Database Concepts and abstractions


Many definitions of databases exist, out of which we summarize the one stated by Lelutiu [0] : a database is a stored data collection that has two main characteristics : (1) it provides data independence by means of a data scheme and its corresponding data definition language , and (2) it provides access to the stored data ( large volumes of it ) by means of its physical data access level and its corresponding data manipulation language.

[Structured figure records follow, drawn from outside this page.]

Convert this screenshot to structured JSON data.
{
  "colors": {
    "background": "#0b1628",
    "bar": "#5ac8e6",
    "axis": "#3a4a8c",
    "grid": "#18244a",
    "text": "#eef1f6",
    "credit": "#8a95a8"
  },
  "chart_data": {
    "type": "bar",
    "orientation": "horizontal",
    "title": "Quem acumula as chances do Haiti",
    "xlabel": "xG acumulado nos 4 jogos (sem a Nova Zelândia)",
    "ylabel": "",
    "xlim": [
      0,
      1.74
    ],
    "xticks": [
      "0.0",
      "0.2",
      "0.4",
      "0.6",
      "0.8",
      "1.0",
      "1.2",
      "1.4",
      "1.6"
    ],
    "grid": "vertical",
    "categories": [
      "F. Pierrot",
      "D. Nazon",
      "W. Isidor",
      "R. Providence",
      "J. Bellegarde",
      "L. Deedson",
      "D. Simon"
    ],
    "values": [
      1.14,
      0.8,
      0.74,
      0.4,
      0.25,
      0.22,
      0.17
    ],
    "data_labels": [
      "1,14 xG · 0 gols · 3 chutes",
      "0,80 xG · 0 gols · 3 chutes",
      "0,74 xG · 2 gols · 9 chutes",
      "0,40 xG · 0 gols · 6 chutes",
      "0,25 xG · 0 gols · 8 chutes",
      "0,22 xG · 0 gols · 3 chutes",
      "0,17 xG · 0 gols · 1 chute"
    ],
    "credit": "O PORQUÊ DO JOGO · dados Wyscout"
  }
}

We have to make the following distinction : between a database and a DBMS as it is found moreover in the literature, which is the database management system, i.e. a computer program or more programs that cooperate in order to properly manage, query and maintain a database.
Having set this difference, we move on to the levels of abstraction that can be identified in a database. His approach may have been refined, but the structure J. D. Ullman identified in [2] stands even today, after more than 20 years :

 Internal Level - where the physical database exists.
 Conceptual Level - where the logical database resides, composed of :
. Data description model
. Data description characteristics
. Data definition language
 External Level - the last level of abstraction where users have access to views and virtual data.

Even though there are some voices among programmers that contest the utility of very good abstraction layers by arguing against the reality of their benefits , the view is unitary when it comes to identify these levels. For example an updated description from [3] presents the three layers as : Physical level, Logical level and View level; the names may differ a bit but the functionality inside each level is the same.